Monday, January 24, 2011

A Seasoned Photographer

Autumn rules! Well, in my book. The colors, the chill, the sweet smells of rot, as the forces of Nature recede into the earth for a stay underground as winter covers the earth. Freshly crushed apple cider...autumn harvest. When I get that hint of autumn during the last days of summer, my excitement surges. Summer is a real drag for me as I don't like being hot and sweaty, and I don't like artificially controlled temperatures, I mean, AC. I also don't like how the entire everything outside is green. Green green green. All the greenness blocks my view, too. What could be more boring than taking photos in a cemetery in the summer! I've always had issues with that. But autumn kicks in, the colors really enhance what I see in the cemetery. Late fall, early winter and the leaves are gone and the environs is reduced to sticks (trees) and basic ground. The sky reappears from the screen of leaves. And the snows begin and the world is transformed into black and white. The barren landscape is fantastic for shooting in cemeteries, adding to those uncomfortable feelings that many of us feel about death, the topic we prefer not to think about until we have no choice.
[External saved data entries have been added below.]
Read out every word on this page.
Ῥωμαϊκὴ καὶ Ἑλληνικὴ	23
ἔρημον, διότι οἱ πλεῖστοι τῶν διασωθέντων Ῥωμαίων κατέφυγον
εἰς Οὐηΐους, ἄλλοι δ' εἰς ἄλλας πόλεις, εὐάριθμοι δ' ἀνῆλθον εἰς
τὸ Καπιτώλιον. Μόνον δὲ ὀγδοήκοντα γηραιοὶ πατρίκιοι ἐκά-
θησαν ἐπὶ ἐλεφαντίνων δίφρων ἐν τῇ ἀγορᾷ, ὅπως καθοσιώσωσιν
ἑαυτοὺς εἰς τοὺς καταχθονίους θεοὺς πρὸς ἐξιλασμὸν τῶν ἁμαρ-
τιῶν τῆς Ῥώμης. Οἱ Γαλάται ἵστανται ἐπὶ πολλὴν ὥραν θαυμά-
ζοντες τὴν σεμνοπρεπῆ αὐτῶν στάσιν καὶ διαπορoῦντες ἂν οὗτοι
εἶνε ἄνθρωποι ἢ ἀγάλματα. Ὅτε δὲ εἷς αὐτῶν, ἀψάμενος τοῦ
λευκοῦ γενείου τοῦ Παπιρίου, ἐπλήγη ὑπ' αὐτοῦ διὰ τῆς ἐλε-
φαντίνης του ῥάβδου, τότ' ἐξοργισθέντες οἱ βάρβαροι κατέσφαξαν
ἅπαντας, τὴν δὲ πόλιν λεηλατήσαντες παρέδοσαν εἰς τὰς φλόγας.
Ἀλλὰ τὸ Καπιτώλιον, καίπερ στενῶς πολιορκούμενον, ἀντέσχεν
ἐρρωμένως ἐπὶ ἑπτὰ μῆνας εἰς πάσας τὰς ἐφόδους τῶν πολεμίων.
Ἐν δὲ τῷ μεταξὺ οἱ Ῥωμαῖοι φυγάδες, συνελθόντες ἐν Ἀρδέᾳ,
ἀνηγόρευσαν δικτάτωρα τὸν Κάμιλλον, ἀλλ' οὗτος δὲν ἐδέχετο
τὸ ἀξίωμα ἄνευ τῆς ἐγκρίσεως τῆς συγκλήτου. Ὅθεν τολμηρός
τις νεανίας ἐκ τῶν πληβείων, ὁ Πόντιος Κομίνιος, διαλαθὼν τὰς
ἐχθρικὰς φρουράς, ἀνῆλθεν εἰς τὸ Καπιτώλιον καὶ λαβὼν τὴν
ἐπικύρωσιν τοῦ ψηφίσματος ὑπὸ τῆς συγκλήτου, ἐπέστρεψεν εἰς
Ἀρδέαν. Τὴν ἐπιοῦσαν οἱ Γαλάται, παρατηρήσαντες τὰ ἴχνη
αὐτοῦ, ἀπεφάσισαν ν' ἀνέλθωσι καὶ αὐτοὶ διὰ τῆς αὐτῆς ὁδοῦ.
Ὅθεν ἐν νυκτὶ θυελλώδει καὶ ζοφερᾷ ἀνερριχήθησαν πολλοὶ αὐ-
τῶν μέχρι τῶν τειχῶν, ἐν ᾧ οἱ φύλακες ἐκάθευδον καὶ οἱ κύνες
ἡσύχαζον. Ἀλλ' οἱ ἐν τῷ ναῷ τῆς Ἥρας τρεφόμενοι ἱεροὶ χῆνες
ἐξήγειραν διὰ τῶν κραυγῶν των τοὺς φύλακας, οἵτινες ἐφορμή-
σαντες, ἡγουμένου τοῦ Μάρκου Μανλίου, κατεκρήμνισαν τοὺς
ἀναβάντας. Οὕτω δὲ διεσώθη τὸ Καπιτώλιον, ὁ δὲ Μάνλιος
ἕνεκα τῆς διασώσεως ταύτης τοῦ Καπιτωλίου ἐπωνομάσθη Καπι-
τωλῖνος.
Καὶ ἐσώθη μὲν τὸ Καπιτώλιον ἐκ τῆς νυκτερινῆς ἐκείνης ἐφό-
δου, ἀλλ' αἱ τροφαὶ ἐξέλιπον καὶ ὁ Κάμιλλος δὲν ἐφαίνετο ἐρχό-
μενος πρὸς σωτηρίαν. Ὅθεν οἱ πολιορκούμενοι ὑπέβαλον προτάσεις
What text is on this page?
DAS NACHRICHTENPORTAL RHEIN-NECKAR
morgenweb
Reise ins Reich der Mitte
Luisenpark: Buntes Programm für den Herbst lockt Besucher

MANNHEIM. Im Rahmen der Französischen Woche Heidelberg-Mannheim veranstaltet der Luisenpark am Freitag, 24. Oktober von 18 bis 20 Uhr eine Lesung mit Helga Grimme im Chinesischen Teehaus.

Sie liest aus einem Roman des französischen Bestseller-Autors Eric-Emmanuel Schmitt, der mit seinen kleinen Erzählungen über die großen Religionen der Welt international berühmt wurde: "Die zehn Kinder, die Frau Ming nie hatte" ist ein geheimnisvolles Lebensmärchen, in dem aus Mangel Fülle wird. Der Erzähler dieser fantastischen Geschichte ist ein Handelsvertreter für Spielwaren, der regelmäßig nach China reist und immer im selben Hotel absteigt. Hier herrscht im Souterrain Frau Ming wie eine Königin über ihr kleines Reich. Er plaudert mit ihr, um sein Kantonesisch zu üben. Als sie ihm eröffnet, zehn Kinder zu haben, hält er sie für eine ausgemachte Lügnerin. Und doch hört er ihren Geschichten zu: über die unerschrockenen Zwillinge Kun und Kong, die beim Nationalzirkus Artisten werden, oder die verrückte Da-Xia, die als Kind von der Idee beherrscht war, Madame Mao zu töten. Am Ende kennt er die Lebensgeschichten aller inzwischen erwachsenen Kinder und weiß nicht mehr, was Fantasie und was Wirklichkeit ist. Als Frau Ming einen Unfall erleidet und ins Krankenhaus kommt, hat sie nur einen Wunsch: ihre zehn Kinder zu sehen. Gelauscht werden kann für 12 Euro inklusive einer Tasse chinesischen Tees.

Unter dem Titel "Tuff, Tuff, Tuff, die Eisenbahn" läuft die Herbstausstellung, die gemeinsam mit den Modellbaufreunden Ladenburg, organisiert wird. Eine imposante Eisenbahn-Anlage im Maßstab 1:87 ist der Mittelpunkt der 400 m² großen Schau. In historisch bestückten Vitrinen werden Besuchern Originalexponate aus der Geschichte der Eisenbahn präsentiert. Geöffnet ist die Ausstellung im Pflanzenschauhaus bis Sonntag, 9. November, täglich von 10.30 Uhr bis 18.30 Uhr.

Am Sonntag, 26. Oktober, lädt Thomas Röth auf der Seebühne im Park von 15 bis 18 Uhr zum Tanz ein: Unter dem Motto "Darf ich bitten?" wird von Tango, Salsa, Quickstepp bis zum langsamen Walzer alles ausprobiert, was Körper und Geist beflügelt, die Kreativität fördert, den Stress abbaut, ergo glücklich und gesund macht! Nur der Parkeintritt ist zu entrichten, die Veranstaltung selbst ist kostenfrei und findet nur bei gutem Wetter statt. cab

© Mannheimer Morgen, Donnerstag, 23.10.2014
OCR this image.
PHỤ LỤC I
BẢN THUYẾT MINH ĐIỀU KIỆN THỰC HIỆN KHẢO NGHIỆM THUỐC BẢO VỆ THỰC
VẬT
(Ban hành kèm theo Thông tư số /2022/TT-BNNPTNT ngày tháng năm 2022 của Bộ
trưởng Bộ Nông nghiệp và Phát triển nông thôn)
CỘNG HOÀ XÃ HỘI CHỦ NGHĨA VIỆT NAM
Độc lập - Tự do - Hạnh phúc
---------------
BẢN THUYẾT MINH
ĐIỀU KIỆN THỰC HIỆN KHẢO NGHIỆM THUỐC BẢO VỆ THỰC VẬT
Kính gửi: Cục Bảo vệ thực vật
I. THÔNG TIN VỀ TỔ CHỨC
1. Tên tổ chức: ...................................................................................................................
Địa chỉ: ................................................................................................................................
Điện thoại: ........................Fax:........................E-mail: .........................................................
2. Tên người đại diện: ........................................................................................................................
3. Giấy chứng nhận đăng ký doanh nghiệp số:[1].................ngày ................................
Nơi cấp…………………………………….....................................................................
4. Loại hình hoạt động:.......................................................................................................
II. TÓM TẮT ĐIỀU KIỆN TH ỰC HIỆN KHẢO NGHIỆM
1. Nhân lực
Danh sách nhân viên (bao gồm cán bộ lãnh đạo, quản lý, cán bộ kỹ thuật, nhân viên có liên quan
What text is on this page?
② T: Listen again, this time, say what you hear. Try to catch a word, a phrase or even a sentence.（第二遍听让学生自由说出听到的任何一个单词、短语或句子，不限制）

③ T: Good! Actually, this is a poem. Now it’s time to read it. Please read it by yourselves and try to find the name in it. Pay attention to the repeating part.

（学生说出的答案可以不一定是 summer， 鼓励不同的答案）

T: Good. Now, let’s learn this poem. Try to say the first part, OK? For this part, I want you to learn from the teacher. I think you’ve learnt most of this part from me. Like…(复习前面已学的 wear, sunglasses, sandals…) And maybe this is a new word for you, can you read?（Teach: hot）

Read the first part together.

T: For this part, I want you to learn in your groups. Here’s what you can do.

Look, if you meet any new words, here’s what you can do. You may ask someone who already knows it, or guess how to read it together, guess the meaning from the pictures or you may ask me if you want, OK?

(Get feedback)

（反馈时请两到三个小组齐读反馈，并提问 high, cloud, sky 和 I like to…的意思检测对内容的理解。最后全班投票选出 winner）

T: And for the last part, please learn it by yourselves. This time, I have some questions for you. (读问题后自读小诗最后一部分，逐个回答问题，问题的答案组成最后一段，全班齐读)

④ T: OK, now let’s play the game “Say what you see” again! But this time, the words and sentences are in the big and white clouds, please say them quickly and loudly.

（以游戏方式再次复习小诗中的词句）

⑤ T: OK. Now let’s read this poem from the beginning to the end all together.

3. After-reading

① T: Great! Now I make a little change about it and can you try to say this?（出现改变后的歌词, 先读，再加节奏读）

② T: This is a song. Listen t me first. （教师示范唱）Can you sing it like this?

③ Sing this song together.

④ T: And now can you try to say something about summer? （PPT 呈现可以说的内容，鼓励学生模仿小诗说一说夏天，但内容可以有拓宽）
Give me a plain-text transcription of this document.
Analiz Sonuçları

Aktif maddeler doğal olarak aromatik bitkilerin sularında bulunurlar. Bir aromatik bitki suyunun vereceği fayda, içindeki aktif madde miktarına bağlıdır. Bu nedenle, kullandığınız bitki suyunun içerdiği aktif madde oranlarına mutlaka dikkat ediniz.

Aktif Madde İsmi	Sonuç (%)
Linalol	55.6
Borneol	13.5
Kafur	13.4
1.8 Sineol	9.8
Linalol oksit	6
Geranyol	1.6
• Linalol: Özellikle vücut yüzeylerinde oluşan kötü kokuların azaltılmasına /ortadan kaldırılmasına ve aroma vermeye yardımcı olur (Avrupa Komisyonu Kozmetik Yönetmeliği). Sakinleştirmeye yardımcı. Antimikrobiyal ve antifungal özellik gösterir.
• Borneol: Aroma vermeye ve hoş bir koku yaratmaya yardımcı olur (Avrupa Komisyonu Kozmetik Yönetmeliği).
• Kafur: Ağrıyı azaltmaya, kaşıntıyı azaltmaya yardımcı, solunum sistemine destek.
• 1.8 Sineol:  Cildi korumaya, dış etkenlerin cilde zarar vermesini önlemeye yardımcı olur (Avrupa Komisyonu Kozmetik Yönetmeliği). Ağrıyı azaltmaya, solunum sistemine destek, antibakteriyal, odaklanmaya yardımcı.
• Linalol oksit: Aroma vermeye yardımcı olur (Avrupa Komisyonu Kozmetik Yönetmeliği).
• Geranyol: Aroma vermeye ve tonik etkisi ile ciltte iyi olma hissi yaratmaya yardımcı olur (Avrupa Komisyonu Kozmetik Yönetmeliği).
Those first snowfalls are so nice, usually wet, heavy snow that subdues the sounds around.

I see the seasons as colors. Winter - white, spring - brown/green, summer - green, autumn - fiery palate.

Back to winter, the two aspects of this season that are most appealing to me are trees and the deep long shadows of the season.There's just something about the look of a barren tree!

And who knows what lives in the shadows?